Malgré leur apparent attachement aux doctrines du calvinisme strict, les dissidents n’avaient pas su se préserver de l’arianisme, qui eut des adeptes jusque dans ces chaires qui semblaient si bien gardées. Le déclin de la vie religieuse chez les non-conformistes inspirait à leurs chefs des aveux analogues à ceux que nous avons mentionnés dans l’Église établie. Le docteur Guyse dit : « La religion de la nature est devenue la plus chère préoccupation des hommes de ce siècle, et la religion de Jésus-Christ n’est estimée qu’autant qu’on peut la faire accorder avec cette religion-là. On repousse et on méprise tout ce qui est uniquement chrétien, et tout ce qui est particulier à Jésus-Christ. » Il nous serait facile de trouver chez Isaac Watts, Abraham Taylor, John Hurrion des témoignages analogues.

L’état moral et religieux de la Grande-Bretagne nécessitait, on le voit, une seconde Réforme. Quelques hommes clairvoyants avaient le pressentiment qu’elle se préparait. Voltaire, lui, ne s’en doutait pas et disait : « On est si tiède à présent sur tout cela, qu’il n’y a plus guère de fortune à faire pour une religion nouvelle ou renouveléep. » Les évènements s’apprêtaient à lui donner un éclatant démenti ; car, au moment même où, parcourant l’Angleterre, il annonçait le déclin du christianisme et prédisait son impuissance, quelques étudiants pieux, parmi lesquels était Wesley, organisaient à Oxford une petite association qui allait être le berceau, sinon d’une « religion nouvelle », au moins d’une « religion renouvelée ».

p – Voltaire, Lettres anglaises, t. XXIV, p. 32.

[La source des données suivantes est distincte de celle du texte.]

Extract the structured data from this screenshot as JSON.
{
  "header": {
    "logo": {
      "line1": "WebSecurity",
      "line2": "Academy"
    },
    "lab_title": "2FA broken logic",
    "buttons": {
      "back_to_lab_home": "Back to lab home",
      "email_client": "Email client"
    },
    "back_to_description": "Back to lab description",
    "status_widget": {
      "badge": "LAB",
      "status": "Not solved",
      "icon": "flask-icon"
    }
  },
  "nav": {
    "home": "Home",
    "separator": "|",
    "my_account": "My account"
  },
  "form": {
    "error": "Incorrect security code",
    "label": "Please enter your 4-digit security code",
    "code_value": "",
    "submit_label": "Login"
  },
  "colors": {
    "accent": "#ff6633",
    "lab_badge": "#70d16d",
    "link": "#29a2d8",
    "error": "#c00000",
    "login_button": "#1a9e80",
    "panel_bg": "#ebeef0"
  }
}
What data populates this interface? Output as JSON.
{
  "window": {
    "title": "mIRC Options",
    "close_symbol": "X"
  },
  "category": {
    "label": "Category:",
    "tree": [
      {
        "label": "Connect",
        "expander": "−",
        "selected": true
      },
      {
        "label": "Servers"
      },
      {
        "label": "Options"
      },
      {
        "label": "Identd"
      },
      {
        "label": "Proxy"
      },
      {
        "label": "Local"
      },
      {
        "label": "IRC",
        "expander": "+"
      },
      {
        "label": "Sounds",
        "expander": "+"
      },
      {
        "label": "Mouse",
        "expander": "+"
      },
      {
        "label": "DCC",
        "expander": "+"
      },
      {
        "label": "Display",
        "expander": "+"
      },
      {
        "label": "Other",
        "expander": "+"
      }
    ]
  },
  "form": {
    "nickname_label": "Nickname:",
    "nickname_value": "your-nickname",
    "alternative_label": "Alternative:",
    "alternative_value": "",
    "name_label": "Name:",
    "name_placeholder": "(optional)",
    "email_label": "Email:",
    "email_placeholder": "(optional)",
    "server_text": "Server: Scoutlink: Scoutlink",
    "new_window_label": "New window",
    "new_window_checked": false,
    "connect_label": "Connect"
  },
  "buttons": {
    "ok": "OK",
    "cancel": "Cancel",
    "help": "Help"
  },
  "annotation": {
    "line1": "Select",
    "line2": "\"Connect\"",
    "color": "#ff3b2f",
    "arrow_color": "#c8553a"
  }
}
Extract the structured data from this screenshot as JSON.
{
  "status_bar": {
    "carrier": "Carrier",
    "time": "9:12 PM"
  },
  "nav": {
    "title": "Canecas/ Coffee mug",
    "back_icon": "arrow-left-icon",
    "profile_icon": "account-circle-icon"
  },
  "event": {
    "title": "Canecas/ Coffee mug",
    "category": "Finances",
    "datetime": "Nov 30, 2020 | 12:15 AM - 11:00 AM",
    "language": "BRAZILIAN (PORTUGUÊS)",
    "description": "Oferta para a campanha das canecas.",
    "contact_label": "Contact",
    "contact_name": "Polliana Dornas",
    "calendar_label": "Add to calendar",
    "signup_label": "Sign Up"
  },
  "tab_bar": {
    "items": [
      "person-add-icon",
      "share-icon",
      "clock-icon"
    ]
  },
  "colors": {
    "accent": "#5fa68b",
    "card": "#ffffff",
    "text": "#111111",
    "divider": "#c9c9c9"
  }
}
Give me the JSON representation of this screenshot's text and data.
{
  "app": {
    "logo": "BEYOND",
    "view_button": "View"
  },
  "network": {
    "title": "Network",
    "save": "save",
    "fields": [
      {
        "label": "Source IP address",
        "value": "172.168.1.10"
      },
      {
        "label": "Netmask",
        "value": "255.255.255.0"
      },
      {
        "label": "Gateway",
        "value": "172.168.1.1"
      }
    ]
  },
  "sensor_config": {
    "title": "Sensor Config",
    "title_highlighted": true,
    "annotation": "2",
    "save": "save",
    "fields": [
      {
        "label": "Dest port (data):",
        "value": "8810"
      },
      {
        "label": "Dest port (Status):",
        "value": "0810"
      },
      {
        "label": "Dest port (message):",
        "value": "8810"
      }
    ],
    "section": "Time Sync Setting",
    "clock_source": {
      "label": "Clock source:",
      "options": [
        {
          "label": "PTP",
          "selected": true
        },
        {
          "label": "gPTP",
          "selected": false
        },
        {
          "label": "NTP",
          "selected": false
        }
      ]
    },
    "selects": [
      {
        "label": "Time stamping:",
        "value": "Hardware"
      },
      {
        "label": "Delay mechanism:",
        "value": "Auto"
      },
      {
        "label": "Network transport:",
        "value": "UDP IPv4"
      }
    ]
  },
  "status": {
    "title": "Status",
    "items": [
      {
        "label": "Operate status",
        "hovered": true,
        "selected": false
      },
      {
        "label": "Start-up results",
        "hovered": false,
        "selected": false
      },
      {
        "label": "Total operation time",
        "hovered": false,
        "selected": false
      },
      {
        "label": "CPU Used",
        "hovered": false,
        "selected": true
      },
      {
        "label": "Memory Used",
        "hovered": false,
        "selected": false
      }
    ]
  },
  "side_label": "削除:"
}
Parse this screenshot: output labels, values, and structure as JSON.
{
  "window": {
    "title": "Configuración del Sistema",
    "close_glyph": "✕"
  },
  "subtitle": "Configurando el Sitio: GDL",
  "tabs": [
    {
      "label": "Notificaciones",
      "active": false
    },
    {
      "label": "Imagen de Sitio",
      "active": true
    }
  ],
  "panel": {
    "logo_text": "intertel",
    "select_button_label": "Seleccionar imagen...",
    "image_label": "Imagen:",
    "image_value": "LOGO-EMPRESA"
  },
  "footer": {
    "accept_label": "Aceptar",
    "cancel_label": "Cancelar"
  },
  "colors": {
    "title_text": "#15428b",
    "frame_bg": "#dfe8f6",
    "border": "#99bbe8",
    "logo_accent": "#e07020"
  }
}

Remarquable coïncidence ! ces deux hommes, qui devaient agir sur leur siècle plus qu’aucuns de leurs contemporains, foulaient au même moment le sol de l’Angleterreq, et, dans le spectacle de cette grande nation rongée par le scepticisme et par le matérialisme, puisaient des résolutions bien contraires. L’un, prenant la licence des esprits pour une liberté enviable, se promettait d’importer en France les principes et les méthodes de l’incrédulité anglaise ; l’autre, au contraire, douloureusement ému des misères de sa patrie, se promettait de travailler à son relèvement par l’Évangile. Ceux qui virent passer alors dans la société anglaise le jeune exilé parisien à la verve mordante et le jeune étudiant d’Oxford au maintien grave, ne se doutèrent pas qu’ils avaient devant eux deux hommes qui allaient ébranler leur siècle, quoique en sens inverse, et dont l’œuvre si opposée devait avoir un retentissement universel. Pour nous, qui jugeons leur œuvre respective par ses conséquences, nous n’hésitons pas à préférer infiniment celle du missionnaire à celle du philosophe : l’un a travaillé à ramener les âmes à Dieu, l’autre à les en éloigner ; l’un a travaillé avec Dieu, l’autre contre Dieu. Et, tandis que chaque jour révèle mieux le caractère funeste de l’œuvre de Voltaire, chaque jour aussi montre mieux l’excellence de celle de Wesley.

q – Le séjour que Voltaire fît en Angleterre commença en 1726 et dura trois ans ; il coïncide exactement avec les débuts du mouvement méthodiste à Oxford.